The Italian Order of Doctors called for the government to set aside its reservations and put in place a national lockdown, warning that hospitals were becoming overwhelmed and that there would be 10,000 deaths from Covid-19 in a month if infections were not brought under control.

"Within a month if this trend does not change, we will have 10,000 more deaths, and we will exceed the threshold of our 5,000 intensive care beds," said the organisation's president, Filippo Anelli. "The scenario facing us is dramatic, not just for those sick with Covid, but for the treatment of all those who are ill with other illnesses. For this reason we need drastic measures such as a total lockdown," he said.

Lombardy, the region hardest hit in the spring, continues to be the worst affected, and hospitals in Bergamo which were at the epicentre of the outbreak warned they were running out of beds.

Autumn surge

The autumn surge of the virus in Europe has affected alike countries that were badly hit in the spring and those that escaped the worst of the first wave.
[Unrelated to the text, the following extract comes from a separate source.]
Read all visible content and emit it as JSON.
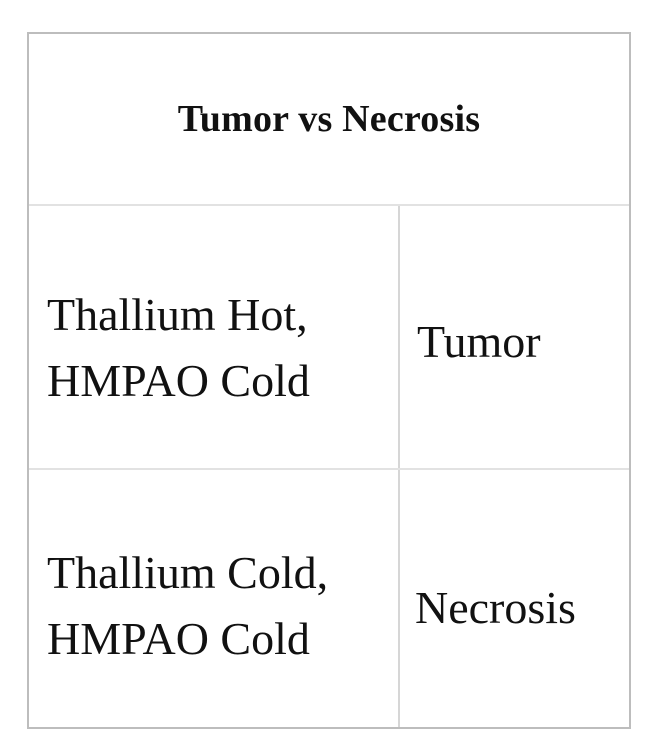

Hungary, which had just roughly 100 cases a day during its peak earlier this year, now has more than 6,000 Covid-19 patients in hospitals. The government has imposed new restrictions including the shutting of secondary schools, restaurants and bars and setting a national 8pm curfew in a bid to curb infections and prevent its healthcare system being overwhelmed.

In Switzerland, where infections and deaths have been roughly doubling each week, army reservists took up posts in hospitals this weekend to help with basic care and to transport patients.

In Spain, 512 died of the disease over the weekend to bring that country's death toll close to 40,000. In Britain, 2,385 people died of Covid-19 last week, which was a rise of 29 per cent from the previous week. Britain, France, and Russia all reported over 20,000 new Covid-19 cases within 24 hours on Monday.

There was more positive news from Belgium, which has one of the world's highest death rates from the disease. Virologist Yves Van Laethem told a press conference at the coronavirus crisis centre that restrictions had succeeded in slowing the spread of the virus, and that he was hopeful that hospital admissions had peaked, "subject to an unpleasant surprise".